Trois jours après avoir reçu Macky Sall au palais présidentiel, Bassirou Diomaye Faye a officiellement annoncé, ce lundi 20 juillet, le « plein soutien » du Sénégal à la candidature de son prédécesseur pour le poste de secrétaire général de l’Organisation des Nations unies. Une volte-face diplomatique qui s’accompagne d’une mobilisation totale de l’appareil d’État et d’une présentation unifiée de cette candidature comme celle du pays tout entier.

L'ancien président sénégalais Macky Sall s'exprime lors d'une audition en vue de sa candidature au poste de secrétaire général des Nations unies, au siège de l'ONU à New York, le 22 avril 2026.

Une décision qui renforce le dossier de Macky Sall

Ce revirement stratégique, intervenu après des réserves exprimées en mars et une opposition initiale du Sénégal au sein de l’Union africaine, confère une légitimité accrue à la candidature de Macky Sall. Le fait de pouvoir désormais s’appuyer sur l’aval officiel de l’État qu’il a dirigé pendant douze ans représente un atout majeur dans la course à la plus haute fonction onusienne.

Quels sont les facteurs derrière cette volte-face ?

Plusieurs éléments pourraient expliquer ce changement de position.

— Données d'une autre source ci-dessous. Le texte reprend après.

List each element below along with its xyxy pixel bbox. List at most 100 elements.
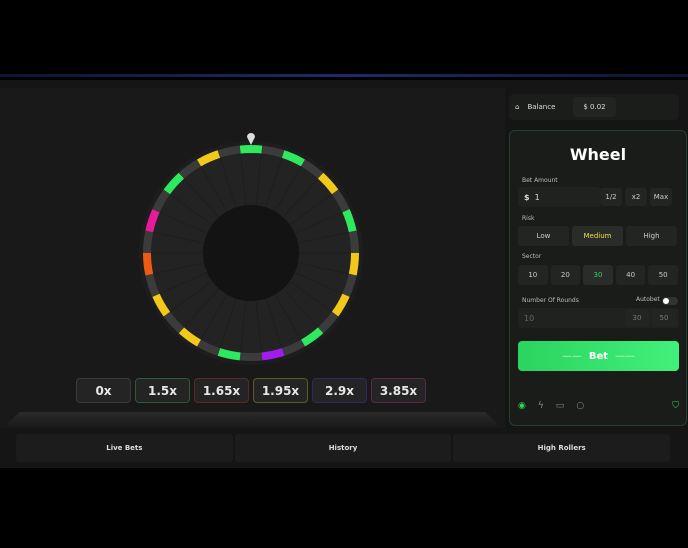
wheel-center: [203, 205, 299, 301]
multiplier-4: 2.9x: [312, 378, 367, 403]
segment-divider: [219, 157, 237, 208]
wheel-segment: [178, 159, 201, 179]
segment-divider: [255, 300, 262, 353]
wheel-segment: [281, 339, 305, 356]
wheel-segment: [145, 273, 160, 297]
wheel-segment: [239, 145, 263, 154]
lightning-icon[interactable]: ϟ: [537, 401, 544, 411]
segment-divider: [200, 166, 228, 212]
sector-30[interactable]: 30: [583, 265, 613, 285]
multiplier-0: 0x: [76, 378, 131, 403]
bet-panel: Wheel Bet Amount $ 1 1/2 x2 Max Risk Low…: [509, 130, 687, 426]
wheel-segment: [348, 230, 359, 253]
multiplier-list: 0x 1.5x 1.65x 1.95x 2.9x 3.85x: [76, 378, 426, 403]
wheel-segment: [342, 273, 357, 297]
tab-live-bets[interactable]: Live Bets: [16, 434, 233, 462]
double-button[interactable]: x2: [625, 188, 647, 206]
wheel-segment: [342, 209, 357, 233]
multiplier-2: 1.65x: [194, 378, 249, 403]
rounds-30-button[interactable]: 30: [625, 309, 649, 327]
segment-divider: [183, 288, 220, 328]
risk-high[interactable]: High: [626, 226, 677, 246]
segment-divider: [255, 153, 262, 206]
segment-divider: [169, 193, 213, 226]
segment-divider: [153, 231, 205, 244]
multiplier-3: 1.95x: [253, 378, 308, 403]
multiplier-1: 1.5x: [135, 378, 190, 403]
pointer-icon: [247, 133, 255, 145]
segment-divider: [183, 178, 220, 218]
segment-divider: [274, 166, 302, 212]
segment-divider: [240, 153, 247, 206]
wheel: [139, 133, 363, 365]
half-button[interactable]: 1/2: [600, 188, 622, 206]
bet-amount-input[interactable]: $ 1: [518, 187, 600, 207]
sector-10[interactable]: 10: [518, 265, 548, 285]
bet-amount-value: 1: [534, 192, 540, 202]
segment-divider: [200, 294, 228, 340]
info-icon[interactable]: ○: [576, 401, 585, 411]
wheel-stage: [5, 412, 500, 426]
tab-high-rollers[interactable]: High Rollers: [453, 434, 671, 462]
wheel-segment: [152, 293, 171, 317]
segment-divider: [265, 157, 283, 208]
risk-low[interactable]: Low: [518, 226, 569, 246]
segment-divider: [153, 262, 205, 275]
wheel-segment: [197, 339, 221, 356]
segment-divider: [282, 178, 319, 218]
wheel-segment: [239, 352, 263, 361]
autobet-toggle[interactable]: [662, 297, 678, 305]
segment-divider: [265, 298, 283, 349]
sector-40[interactable]: 40: [615, 265, 646, 285]
rounds-label: Number Of Rounds: [522, 297, 579, 304]
tab-history[interactable]: History: [234, 434, 452, 462]
sector-50[interactable]: 50: [648, 265, 678, 285]
wheel-segment: [143, 253, 154, 276]
wheel-segment: [261, 145, 285, 158]
bet-button[interactable]: —— Bet ——: [518, 341, 679, 371]
wheel-segment: [301, 327, 324, 347]
game-title: Wheel: [569, 145, 627, 164]
segment-divider: [159, 272, 208, 295]
top-divider: [0, 74, 688, 77]
segment-divider: [282, 288, 319, 328]
wheel-segment: [261, 348, 285, 361]
wheel-segment: [163, 311, 185, 334]
segment-divider: [219, 298, 237, 349]
segment-divider: [289, 280, 333, 313]
rounds-value: 10: [524, 313, 535, 323]
eye-icon[interactable]: ◉: [518, 401, 526, 411]
keyboard-icon[interactable]: ▭: [555, 401, 565, 411]
risk-medium[interactable]: Medium: [572, 226, 623, 246]
bets-tabs: Live Bets History High Rollers: [16, 434, 671, 462]
segment-divider: [294, 211, 343, 234]
segment-divider: [289, 193, 333, 226]
balance-bar: ⌂ Balance $ 0.02: [509, 94, 679, 120]
wheel-segment: [281, 150, 305, 167]
wheel-segment: [163, 172, 185, 195]
balance-value: $ 0.02: [573, 97, 616, 117]
bet-button-label: Bet: [588, 350, 609, 362]
autobet-label: Autobet: [636, 296, 660, 303]
balance-label: Balance: [527, 103, 556, 111]
currency-symbol: $: [524, 192, 530, 202]
rounds-50-button[interactable]: 50: [652, 309, 676, 327]
wheel-segment: [178, 327, 201, 347]
risk-label: Risk: [522, 215, 535, 222]
home-icon[interactable]: ⌂: [515, 103, 520, 111]
segment-divider: [240, 300, 247, 353]
wheel-segment: [317, 172, 339, 195]
wheel-segment: [152, 189, 171, 213]
segment-divider: [297, 262, 349, 275]
wheel-segment: [331, 189, 350, 213]
sector-label: Sector: [522, 253, 542, 260]
wheel-segment: [143, 230, 154, 253]
segment-divider: [297, 231, 349, 244]
wheel-segment: [348, 253, 359, 276]
shield-icon[interactable]: ⛉: [672, 401, 679, 411]
sector-20[interactable]: 20: [550, 265, 581, 285]
wheel-segment: [301, 159, 324, 179]
max-button[interactable]: Max: [650, 188, 672, 206]
wheel-segment: [197, 150, 221, 167]
wheel-segment: [217, 348, 241, 361]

D’abord, la rencontre entre les deux dirigeants au palais présidentiel a peut-être permis de lever les malentendus ou de clarifier les enjeux. Ensuite, la mobilisation de tout l’appareil diplomatique sénégalais suggère une volonté de donner une impulsion forte à cette candidature, en la présentant comme un projet national.

Cette décision pourrait également s’inscrire dans une logique de stabilité régionale, où le Sénégal cherche à affirmer son rôle sur la scène africaine et internationale. Enfin, elle pourrait être interprétée comme un geste envers l’ancien président, dont l’influence reste significative dans certains cercles politiques et économiques.

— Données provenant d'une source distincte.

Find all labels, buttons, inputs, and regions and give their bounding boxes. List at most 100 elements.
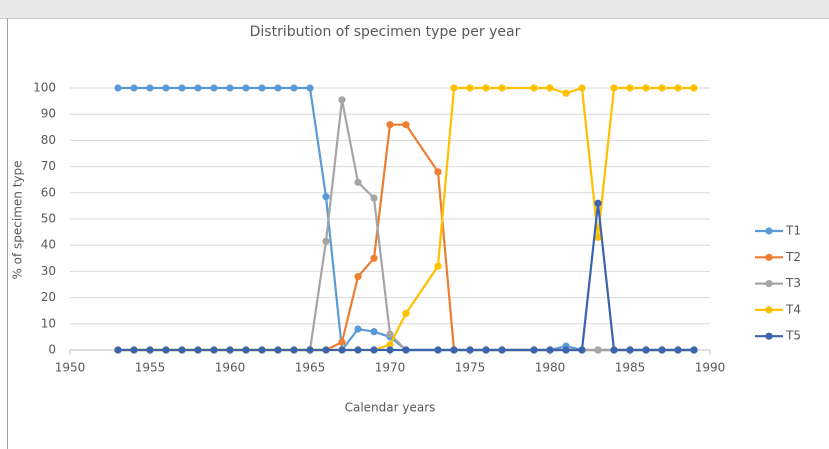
- data-point: [226, 84, 234, 92]
- y-tick-label: 50: [41, 212, 56, 226]
- data-point: [402, 309, 410, 317]
- data-point: [290, 84, 298, 92]
- y-tick-label: 60: [41, 185, 56, 199]
- data-point: [306, 346, 314, 354]
- data-point: [370, 254, 378, 262]
- data-point: [274, 84, 282, 92]
- data-point: [498, 84, 506, 92]
- x-tick-label: 1960: [215, 361, 246, 375]
- data-point: [482, 346, 490, 354]
- y-tick-label: 20: [41, 290, 56, 304]
- y-tick-label: 80: [41, 133, 56, 147]
- data-point: [466, 84, 474, 92]
- data-point: [242, 84, 250, 92]
- legend-marker: [765, 280, 773, 288]
- data-point: [306, 84, 314, 92]
- data-point: [338, 338, 346, 346]
- data-point: [194, 346, 202, 354]
- data-point: [370, 328, 378, 336]
- data-point: [146, 346, 154, 354]
- data-point: [578, 84, 586, 92]
- data-point: [434, 168, 442, 176]
- y-axis-title: % of specimen type: [11, 160, 25, 279]
- series-line: [118, 202, 694, 352]
- data-point: [658, 346, 666, 354]
- y-tick-label: 40: [41, 238, 56, 252]
- legend-marker: [765, 227, 773, 235]
- data-point: [546, 346, 554, 354]
- data-point: [386, 330, 394, 338]
- data-point: [258, 84, 266, 92]
- data-point: [674, 84, 682, 92]
- y-tick-label: 10: [41, 316, 56, 330]
- data-point: [594, 346, 602, 354]
- data-point: [322, 193, 330, 201]
- y-tick-label: 0: [48, 343, 56, 357]
- data-point: [226, 346, 234, 354]
- data-point: [610, 84, 618, 92]
- x-tick-label: 1955: [135, 361, 166, 375]
- data-point: [258, 346, 266, 354]
- data-point: [626, 346, 634, 354]
- data-point: [290, 346, 298, 354]
- data-point: [114, 84, 122, 92]
- x-tick-label: 1980: [535, 361, 566, 375]
- data-point: [386, 346, 394, 354]
- data-point: [114, 346, 122, 354]
- data-point: [178, 84, 186, 92]
- data-point: [210, 84, 218, 92]
- x-tick-label: 1970: [375, 361, 406, 375]
- y-tick-label: 70: [41, 159, 56, 173]
- data-point: [562, 346, 570, 354]
- legend-marker: [765, 306, 773, 314]
- legend-label: T4: [785, 302, 801, 316]
- data-point: [642, 84, 650, 92]
- data-point: [194, 84, 202, 92]
- y-tick-label: 30: [41, 264, 56, 278]
- data-point: [530, 84, 538, 92]
- data-point: [578, 346, 586, 354]
- x-tick-label: 1990: [695, 361, 726, 375]
- chart-title: Distribution of specimen type per year: [250, 24, 521, 40]
- data-point: [402, 121, 410, 129]
- data-point: [354, 325, 362, 333]
- data-point: [594, 199, 602, 207]
- data-point: [354, 178, 362, 186]
- data-point: [146, 84, 154, 92]
- data-point: [498, 346, 506, 354]
- data-point: [546, 84, 554, 92]
- data-point: [610, 346, 618, 354]
- data-point: [434, 262, 442, 270]
- data-point: [386, 341, 394, 349]
- data-point: [370, 346, 378, 354]
- data-point: [338, 96, 346, 104]
- data-point: [274, 346, 282, 354]
- x-axis-title: Calendar years: [345, 401, 436, 415]
- data-point: [354, 346, 362, 354]
- data-point: [178, 346, 186, 354]
- data-point: [162, 346, 170, 354]
- data-point: [482, 84, 490, 92]
- data-point: [354, 273, 362, 281]
- data-point: [530, 346, 538, 354]
- data-point: [450, 346, 458, 354]
- data-point: [242, 346, 250, 354]
- data-point: [210, 346, 218, 354]
- x-tick-label: 1985: [615, 361, 646, 375]
- x-tick-label: 1975: [455, 361, 486, 375]
- legend-marker: [765, 332, 773, 340]
- data-point: [674, 346, 682, 354]
- top-bar: [0, 0, 829, 18]
- data-point: [466, 346, 474, 354]
- y-tick-label: 100: [33, 81, 56, 95]
- y-tick-label: 90: [41, 107, 56, 121]
- data-point: [338, 346, 346, 354]
- data-point: [322, 346, 330, 354]
- data-point: [626, 84, 634, 92]
- data-point: [386, 121, 394, 129]
- legend-label: T3: [785, 276, 801, 290]
- legend-label: T1: [785, 224, 801, 238]
- data-point: [658, 84, 666, 92]
- legend-label: T2: [785, 250, 801, 264]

Un choix qui pourrait attiser les tensions internes

Cette annonce ne manquera pas de relancer les débats au sein de la classe politique sénégalaise. Ousmane Sonko, ancien Premier ministre et figure politique majeure, pourrait voir dans cette décision une source de division supplémentaire. Les relations entre Bassirou Diomaye Faye et Ousmane Sonko ont déjà été tendues, et cette volte-face risque d’accroître les dissensions, notamment sur la ligne diplomatique à adopter.

Les prochaines étapes

La candidature de Macky Sall devra désormais être examinée par les instances onusiennes, où son soutien officiel du Sénégal jouera en sa faveur. Cependant, les défis resteront nombreux : convaincre les autres États membres, naviguer dans un contexte géopolitique complexe et s’assurer que cette alliance ne se transforme pas en un nouveau clivage interne.

Une chose est sûre : cette décision marque un tournant dans la stratégie diplomatique du Sénégal et dans la course à la succession d’António Guterres à la tête de l’ONU.